The runtime has increased from 11s to 308s. Apart from the number of samples, the number of segments in the segments of interest are a major determinant of the time it takes to complete a run. More information about memory and time requirement of GAT are in the section about GAT Performance.
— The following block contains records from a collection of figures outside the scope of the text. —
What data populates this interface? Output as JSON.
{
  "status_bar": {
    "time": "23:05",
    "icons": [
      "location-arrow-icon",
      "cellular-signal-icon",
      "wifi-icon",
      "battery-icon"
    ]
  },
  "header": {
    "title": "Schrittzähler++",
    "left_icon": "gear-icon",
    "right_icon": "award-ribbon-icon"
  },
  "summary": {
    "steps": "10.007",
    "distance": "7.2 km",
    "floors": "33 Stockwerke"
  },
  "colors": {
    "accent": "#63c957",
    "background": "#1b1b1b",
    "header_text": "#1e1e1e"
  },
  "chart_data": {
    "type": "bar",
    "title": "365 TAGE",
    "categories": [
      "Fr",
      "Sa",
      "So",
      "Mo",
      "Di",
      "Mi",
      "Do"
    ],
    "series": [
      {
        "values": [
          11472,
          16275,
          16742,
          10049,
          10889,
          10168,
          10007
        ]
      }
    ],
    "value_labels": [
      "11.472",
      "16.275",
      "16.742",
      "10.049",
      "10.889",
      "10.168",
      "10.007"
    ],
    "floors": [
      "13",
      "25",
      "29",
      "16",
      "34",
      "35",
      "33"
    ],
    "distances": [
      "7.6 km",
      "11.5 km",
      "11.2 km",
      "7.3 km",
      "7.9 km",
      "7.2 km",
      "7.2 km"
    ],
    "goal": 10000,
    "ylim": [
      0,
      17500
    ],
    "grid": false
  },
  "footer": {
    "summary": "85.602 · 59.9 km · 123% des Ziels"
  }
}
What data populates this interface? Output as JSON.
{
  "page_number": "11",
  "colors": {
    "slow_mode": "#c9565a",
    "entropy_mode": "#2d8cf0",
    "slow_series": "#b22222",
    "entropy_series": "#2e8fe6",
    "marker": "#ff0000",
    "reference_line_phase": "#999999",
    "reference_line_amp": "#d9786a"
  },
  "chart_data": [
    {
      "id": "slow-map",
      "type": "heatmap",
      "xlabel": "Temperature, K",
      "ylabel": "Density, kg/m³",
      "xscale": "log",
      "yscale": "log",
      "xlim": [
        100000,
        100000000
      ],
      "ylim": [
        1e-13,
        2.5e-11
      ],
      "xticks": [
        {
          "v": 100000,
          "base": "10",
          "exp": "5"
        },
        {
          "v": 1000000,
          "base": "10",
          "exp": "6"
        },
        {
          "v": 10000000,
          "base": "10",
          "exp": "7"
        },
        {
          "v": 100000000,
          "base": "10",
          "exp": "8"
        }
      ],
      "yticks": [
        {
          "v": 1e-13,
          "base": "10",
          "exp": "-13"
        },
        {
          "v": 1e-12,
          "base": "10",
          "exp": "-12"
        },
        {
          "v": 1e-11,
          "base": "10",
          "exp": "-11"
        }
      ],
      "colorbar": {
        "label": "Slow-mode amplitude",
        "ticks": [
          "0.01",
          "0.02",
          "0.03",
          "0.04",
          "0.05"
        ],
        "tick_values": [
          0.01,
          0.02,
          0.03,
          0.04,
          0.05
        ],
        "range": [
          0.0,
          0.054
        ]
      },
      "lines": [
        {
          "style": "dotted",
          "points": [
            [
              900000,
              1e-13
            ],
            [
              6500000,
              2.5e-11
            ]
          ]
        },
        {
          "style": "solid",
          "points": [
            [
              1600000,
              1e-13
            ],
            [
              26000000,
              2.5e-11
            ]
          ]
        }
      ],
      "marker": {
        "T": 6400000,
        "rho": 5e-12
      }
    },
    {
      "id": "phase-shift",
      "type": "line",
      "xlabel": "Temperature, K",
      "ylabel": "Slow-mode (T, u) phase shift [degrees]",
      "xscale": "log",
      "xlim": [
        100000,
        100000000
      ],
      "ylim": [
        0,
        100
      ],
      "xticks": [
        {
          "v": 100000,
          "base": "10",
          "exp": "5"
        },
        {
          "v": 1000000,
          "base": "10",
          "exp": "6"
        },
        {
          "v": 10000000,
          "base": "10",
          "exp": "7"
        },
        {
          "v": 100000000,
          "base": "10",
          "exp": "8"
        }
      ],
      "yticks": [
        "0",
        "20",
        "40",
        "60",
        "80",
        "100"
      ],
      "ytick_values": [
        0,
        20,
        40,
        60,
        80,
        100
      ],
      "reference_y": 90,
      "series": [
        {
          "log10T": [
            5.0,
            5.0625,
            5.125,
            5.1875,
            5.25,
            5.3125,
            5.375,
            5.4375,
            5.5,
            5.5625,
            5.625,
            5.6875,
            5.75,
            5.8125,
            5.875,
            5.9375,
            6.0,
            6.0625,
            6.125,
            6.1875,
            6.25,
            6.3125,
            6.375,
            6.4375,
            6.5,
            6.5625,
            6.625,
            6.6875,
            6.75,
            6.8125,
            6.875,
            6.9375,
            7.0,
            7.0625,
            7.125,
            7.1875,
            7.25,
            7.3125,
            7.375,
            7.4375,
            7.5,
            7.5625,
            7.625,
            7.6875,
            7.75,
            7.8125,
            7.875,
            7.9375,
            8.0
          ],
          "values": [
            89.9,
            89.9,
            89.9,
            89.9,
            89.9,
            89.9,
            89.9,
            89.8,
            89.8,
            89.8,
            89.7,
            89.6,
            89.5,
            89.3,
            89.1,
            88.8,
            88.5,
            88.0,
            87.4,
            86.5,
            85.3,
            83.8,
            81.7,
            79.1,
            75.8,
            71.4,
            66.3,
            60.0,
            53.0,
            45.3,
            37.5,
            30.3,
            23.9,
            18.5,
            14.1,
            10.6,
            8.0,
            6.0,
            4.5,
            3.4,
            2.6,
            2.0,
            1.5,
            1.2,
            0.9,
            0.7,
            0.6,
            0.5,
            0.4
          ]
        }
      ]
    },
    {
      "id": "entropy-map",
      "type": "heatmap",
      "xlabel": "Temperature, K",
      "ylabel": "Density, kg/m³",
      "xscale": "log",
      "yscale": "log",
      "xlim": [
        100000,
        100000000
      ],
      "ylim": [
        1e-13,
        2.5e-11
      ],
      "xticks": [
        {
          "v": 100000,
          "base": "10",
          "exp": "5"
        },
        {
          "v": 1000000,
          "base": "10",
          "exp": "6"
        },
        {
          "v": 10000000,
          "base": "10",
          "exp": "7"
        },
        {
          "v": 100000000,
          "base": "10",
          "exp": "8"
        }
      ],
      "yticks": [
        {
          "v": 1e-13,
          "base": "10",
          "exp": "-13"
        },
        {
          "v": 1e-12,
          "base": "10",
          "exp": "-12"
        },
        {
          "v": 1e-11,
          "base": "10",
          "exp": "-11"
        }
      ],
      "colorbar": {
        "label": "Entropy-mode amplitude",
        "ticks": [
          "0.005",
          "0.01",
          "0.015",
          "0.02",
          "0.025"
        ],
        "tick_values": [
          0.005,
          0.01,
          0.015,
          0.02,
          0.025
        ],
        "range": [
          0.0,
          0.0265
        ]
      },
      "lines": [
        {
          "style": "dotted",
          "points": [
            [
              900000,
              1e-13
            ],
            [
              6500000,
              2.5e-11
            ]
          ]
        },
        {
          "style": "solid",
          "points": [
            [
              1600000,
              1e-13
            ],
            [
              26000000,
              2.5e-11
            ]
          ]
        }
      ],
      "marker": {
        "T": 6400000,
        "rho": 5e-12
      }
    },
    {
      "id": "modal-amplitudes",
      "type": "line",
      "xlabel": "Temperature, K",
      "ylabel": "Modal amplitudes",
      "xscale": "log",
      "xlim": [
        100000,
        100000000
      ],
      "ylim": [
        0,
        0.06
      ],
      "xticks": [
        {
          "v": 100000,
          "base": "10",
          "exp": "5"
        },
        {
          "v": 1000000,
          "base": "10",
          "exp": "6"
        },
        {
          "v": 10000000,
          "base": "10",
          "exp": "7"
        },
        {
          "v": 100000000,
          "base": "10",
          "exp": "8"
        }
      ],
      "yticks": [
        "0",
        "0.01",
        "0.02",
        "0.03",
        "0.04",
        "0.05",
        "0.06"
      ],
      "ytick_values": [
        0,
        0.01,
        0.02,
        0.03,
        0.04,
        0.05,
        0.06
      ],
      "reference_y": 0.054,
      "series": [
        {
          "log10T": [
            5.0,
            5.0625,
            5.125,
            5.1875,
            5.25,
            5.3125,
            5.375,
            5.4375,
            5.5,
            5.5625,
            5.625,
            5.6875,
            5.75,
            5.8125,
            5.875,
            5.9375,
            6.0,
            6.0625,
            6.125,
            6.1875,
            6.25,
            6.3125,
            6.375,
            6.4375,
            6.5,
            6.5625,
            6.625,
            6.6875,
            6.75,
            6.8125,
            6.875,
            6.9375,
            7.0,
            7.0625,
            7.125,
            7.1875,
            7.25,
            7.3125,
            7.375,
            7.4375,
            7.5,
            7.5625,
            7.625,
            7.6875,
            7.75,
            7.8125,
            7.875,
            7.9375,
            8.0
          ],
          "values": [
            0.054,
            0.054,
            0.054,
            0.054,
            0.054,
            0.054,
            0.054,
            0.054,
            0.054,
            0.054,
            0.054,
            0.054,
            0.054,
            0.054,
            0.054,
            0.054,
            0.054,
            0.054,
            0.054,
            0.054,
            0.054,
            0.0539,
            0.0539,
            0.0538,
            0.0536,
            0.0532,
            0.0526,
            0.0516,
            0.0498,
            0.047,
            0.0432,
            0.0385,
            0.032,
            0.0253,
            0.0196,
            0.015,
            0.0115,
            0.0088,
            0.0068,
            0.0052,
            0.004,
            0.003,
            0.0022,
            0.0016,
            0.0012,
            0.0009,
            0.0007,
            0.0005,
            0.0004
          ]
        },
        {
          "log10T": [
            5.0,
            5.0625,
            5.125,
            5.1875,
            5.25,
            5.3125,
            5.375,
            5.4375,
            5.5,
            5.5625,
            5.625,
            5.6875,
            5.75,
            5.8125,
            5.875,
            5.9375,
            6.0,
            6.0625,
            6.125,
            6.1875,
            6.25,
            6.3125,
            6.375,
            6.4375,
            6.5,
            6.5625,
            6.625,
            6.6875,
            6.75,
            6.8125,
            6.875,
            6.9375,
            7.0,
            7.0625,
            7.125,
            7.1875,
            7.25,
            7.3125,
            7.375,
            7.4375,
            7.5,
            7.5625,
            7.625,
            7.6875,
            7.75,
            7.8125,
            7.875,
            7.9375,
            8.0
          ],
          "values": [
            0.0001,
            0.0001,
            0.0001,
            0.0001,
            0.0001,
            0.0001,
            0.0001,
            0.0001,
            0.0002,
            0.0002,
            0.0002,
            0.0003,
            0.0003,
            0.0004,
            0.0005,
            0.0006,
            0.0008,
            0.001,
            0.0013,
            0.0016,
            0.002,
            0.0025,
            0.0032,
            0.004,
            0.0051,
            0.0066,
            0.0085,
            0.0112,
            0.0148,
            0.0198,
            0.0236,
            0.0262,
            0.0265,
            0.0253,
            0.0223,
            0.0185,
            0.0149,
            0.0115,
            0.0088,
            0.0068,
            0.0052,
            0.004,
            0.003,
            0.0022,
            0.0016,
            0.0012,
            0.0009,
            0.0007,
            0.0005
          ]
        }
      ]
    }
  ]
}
Let us try removing all intervals from hepg2.hg19.dhs.bed.gz
that overlap sites found in
Jurkat cells using bedtools:
intersectBed -a hepg2.hg19.dhs.bed.gz -b jurkat.hg19.dhs.bed.gz -wa -v | gzip > hepg2_unique.dhs.bed.gz
106,308 segments out of 144,172 remain.
Next, we re-run the GAT analysis:
gat-run.py --segments=srf.hg19.bed.gz --annotations=hepg2-unique.hg19.dhs.bed.gz --workspace=contigs.bed.gz \
--ignore-segment-tracks \
--num-samples=1000 --log=gat-hepg-unique.tsv.log
track | annotation | observed | expected | CI95low | CI95high | stddev | fold | l2fold | pvalue | qvalue |
merged | . | 425 | 324.6790 | 143.0000 | 539.0000 | 117.8233 | 1.3080 | 0.3874 | 1.8500e-01 | 1.8500e-01 |
Now, we observe only a 30% enrichment and this is not significant (P-value 0.19). The observed overlap of 425 nucleotides is very close to the expected 325 nucleotides. We conclude, that the overlap of SRF between DHS sites in hepatocytes is due to those DHS sites that are shared between hepatocytes and Jurkat cells.
This example showed how GAT can be used in a very simple scenario to test if two genomic features are associated with each other. The following tutorials will introduce more complex usage, for example using the effective genome and testing multiple annotations simultaneously.